Objective
To investigate the role of oxidative stress in itch-indicative scratching behavior in mice, and furthermore, to define the cellular and molecular mechanisms underlying oxidative stress-mediated itch.
Methods
Scratching behavior was induced by intradermal injection of oxidants, including hydrogen peroxide (H2O2) and tert-butylhydroperoxide (tBHP) into the nape of the neck in mice and observed for 30 min.
Results
Intradermal H2O2 (0.03-1%) or tert-butylhydroperoxide (tBHP, 1-30 μmol) elicited robust scratching behavior, displaying an inverted-U-shaped dose-related curve.
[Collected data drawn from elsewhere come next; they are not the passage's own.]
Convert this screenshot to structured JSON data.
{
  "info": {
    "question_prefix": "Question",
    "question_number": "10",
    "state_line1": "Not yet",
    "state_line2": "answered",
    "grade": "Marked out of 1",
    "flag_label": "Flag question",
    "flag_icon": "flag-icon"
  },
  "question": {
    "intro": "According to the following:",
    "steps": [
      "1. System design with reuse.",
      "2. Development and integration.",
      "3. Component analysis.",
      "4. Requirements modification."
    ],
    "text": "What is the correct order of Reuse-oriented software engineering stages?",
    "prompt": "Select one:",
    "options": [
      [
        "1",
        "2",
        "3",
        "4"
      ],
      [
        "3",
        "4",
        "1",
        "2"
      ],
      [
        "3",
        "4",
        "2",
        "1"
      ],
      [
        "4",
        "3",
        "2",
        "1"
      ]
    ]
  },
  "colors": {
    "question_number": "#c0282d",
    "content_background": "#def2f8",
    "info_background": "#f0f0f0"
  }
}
Naloxone, an opioid receptor antagonist, but not morphine, largely suppressed the oxidants-induced scratching. Chlorpheniramine, a histamine H1 receptor antagonist, blocked histamine but not oxidants-induced scratching, indicating the involvement of histamine-independent mechanism in oxidants-evoked itch. Further, resiniferatoxin (RTX) treatment abolished oxidants-induced scratching, suggesting an essential role of C-fibers. Notably, blockade of transient receptor potential subtype ankyryn 1 (TRPA1) by selective TRPA1 antagonist HC-030031, or genetic deletion of Trpa1 but not Trpv1 resulted in a profound reduction in H2O2-evoked scratching. Finally, systemic administration of the antioxidants N-acetyl-L-cysteine (NAC) or trolox (a water-soluble vitamin E analogue) attenuated scratching induced by the oxidants.
Conclusion
Oxidative stress by different oxidants can induce profound scratching behavior, which is largely histamine and TRPV1-independent but TRPA1-dependent. Antioxidants and TRPA1 antagonists may be used to treat human itch conditions associated with oxidative stress.